La bebé Frances —o Fanny, como todos la llamaban—, tenía apenas seis semanas de vida cuando quedó ciega.
Un día, podía ver, y al siguiente…
ya no podía.
Sin embargo, sí podía sentir el calor de los mimos de su mamá y oler su agradable perfume. Podía escuchar cómo sus hermanas cantaban y saborear la dulzura de una fruta. Y, para Fanny, eso era sufciente.
Porque no solo era una niña alegre, que siempre estaba buscando razones para dar gracias, sino que Fanny era extremada, increíble y sorprendentemente…
¡inteligente!
A los diez años, Fanny ya había memorizado ocho libros de la Biblia.

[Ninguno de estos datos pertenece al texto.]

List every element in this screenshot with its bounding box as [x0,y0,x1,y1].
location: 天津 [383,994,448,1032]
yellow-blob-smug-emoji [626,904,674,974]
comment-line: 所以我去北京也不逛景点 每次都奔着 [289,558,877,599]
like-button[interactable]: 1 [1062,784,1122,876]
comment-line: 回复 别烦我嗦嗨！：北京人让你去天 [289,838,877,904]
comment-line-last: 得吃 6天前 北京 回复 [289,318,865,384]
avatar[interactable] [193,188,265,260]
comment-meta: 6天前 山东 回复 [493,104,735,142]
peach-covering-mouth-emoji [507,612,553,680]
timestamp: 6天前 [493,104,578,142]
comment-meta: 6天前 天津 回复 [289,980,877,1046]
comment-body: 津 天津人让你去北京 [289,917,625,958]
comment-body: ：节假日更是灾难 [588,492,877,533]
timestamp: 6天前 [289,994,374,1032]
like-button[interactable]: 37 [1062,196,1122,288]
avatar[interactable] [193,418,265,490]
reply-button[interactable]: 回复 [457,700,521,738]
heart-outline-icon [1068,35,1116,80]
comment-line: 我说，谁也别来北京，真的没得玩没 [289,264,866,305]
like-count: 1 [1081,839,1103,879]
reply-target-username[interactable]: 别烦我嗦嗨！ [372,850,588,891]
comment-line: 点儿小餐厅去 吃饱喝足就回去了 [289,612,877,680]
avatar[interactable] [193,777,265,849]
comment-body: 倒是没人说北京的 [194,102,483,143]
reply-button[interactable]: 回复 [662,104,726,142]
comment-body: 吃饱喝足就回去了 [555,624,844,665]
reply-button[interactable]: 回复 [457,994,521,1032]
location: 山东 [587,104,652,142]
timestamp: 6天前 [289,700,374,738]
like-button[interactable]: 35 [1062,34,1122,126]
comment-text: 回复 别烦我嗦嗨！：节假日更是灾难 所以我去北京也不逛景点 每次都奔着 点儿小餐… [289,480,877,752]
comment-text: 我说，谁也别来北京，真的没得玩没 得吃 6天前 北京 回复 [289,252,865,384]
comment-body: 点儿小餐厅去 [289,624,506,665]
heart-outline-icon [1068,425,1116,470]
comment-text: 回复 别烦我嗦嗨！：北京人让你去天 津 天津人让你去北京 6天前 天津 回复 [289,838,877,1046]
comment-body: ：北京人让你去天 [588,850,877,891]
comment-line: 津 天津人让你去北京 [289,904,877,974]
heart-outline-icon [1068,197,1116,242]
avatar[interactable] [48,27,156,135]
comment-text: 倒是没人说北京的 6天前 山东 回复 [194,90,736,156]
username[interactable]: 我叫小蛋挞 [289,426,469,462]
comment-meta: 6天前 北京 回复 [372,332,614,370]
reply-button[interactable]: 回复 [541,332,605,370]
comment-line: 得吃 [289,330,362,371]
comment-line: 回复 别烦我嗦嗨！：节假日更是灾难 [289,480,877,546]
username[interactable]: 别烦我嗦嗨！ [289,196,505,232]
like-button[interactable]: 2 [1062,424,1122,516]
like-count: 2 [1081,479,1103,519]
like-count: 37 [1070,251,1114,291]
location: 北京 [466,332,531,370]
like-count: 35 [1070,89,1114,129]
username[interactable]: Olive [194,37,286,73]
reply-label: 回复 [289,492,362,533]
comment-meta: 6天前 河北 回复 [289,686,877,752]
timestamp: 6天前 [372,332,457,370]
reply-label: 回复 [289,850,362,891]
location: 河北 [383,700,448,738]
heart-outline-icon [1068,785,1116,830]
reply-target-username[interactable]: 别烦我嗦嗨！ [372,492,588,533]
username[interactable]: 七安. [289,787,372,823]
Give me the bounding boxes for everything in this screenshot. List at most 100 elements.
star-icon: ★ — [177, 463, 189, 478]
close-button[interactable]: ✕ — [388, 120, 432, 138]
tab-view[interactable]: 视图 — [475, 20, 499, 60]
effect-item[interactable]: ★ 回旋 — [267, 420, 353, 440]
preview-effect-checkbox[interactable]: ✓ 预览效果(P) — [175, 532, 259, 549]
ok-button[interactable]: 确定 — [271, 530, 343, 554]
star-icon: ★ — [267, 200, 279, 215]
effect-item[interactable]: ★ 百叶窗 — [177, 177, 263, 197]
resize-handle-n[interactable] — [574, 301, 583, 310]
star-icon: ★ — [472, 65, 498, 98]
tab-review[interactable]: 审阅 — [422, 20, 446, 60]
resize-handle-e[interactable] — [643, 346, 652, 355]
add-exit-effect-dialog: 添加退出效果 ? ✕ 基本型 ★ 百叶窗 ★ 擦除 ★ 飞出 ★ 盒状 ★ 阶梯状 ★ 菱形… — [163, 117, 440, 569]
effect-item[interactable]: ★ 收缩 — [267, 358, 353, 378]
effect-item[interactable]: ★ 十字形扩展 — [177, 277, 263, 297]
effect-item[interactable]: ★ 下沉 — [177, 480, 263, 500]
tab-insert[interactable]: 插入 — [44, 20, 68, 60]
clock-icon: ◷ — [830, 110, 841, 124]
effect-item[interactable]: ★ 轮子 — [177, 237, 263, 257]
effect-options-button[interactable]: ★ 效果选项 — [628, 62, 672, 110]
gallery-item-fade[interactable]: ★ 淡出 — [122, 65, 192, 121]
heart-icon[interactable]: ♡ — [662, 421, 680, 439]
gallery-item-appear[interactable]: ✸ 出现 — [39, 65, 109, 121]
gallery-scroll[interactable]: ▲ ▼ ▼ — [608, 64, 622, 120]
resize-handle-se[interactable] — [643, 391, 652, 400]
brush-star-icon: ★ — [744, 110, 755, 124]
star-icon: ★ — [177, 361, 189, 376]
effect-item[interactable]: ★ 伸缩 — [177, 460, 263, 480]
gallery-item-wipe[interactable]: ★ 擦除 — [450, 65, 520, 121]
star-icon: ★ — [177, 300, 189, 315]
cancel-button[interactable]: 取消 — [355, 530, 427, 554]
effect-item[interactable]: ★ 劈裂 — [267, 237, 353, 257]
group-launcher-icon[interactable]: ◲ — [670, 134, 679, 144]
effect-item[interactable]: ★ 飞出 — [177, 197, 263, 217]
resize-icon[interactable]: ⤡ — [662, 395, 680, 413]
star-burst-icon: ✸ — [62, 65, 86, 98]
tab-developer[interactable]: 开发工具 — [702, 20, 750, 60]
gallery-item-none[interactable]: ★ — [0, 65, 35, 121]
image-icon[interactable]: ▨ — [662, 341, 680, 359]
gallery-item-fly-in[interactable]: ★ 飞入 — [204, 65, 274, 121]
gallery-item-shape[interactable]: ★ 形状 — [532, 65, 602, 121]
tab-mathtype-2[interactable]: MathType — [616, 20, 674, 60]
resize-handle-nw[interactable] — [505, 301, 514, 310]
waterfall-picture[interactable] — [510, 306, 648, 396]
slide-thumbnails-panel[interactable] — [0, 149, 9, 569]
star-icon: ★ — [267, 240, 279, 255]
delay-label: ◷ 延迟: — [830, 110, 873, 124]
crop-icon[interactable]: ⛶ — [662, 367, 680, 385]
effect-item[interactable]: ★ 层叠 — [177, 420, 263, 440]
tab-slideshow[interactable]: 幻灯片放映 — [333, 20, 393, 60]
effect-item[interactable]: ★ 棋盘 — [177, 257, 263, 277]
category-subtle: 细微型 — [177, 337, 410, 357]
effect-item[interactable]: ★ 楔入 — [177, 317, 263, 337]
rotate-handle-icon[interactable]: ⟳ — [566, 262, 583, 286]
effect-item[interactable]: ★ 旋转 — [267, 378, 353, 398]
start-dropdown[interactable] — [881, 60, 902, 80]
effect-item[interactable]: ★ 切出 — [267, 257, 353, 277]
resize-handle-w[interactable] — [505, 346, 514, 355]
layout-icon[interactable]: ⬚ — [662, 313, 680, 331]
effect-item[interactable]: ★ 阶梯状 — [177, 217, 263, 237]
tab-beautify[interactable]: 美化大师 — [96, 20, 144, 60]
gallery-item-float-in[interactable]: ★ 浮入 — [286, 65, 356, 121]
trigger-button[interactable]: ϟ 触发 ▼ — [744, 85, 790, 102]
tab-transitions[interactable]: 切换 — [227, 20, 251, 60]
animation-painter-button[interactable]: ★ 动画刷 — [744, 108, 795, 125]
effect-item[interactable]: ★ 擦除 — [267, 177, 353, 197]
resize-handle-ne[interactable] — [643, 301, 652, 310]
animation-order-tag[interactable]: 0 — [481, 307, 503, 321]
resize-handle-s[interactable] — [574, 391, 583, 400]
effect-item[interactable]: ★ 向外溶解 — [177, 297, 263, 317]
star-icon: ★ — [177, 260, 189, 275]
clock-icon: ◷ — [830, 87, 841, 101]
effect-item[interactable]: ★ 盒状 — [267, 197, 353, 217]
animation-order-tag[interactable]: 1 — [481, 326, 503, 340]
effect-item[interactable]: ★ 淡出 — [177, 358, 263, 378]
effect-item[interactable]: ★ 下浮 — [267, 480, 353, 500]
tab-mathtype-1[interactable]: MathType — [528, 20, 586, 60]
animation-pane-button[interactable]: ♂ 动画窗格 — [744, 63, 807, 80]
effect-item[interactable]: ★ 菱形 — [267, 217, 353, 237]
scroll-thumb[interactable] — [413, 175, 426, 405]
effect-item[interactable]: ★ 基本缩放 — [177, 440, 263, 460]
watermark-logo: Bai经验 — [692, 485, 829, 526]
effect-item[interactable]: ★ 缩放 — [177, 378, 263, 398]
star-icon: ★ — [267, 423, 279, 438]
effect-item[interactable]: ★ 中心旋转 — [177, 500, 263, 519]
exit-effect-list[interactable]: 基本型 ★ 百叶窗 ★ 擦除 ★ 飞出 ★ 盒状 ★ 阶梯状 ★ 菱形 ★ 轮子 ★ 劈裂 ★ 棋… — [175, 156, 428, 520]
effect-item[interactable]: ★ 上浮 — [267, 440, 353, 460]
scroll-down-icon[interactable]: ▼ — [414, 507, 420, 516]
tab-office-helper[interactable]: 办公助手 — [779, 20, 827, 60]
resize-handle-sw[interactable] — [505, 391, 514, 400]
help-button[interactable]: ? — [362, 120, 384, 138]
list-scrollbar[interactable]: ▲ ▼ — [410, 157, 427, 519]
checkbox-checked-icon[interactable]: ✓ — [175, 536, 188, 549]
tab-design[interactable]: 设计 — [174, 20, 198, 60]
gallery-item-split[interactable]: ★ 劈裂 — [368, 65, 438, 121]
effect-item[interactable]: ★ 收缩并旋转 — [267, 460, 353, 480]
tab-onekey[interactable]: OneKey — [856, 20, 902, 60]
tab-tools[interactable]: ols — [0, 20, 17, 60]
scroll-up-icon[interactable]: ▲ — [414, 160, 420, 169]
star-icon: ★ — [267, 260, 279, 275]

Sabía tejer, trepar, jugar deportes y escribir poesía.
«Qué lástima que no puedas ver», solía decirle la gente. Pero Fanny no habría cambiado su situación.
«Lo primero que verán mis ojos será el rostro de Jesús en el cielo», respondía. Y esto la llenaba de gozo.
Cuando a Fanny le ofrecieron un lugar en una escuela para niños ciegos en Nueva York, ¡se emocionó mucho! Y aunque extrañaba a su familia, disfrutaba de estar con otros niños como ella.
Juntos, hacían toda clase de travesuras, como la noche en la que se metieron a escondidas en la huerta de la escuela para una pícara merienda de media noche.
En la escuela, Fanny practicaba su poesía, y escribía hermosos versos que compartía con sus amigos y familiares.
«¡Qué gran poetisa eres, Fanny!», le decían.
Entonces, una noche, tuvo un sueño.
En su sueño, Fanny seguía una estrella grande y brillante que la llevaba hasta las puertas del cielo.
«¿Puedo entrar?», preguntó.
«Todavía no, Fanny», respondió una voz.
«Pero abriré las puertas un poquito, para que puedas escuchar un estallido de música eterna».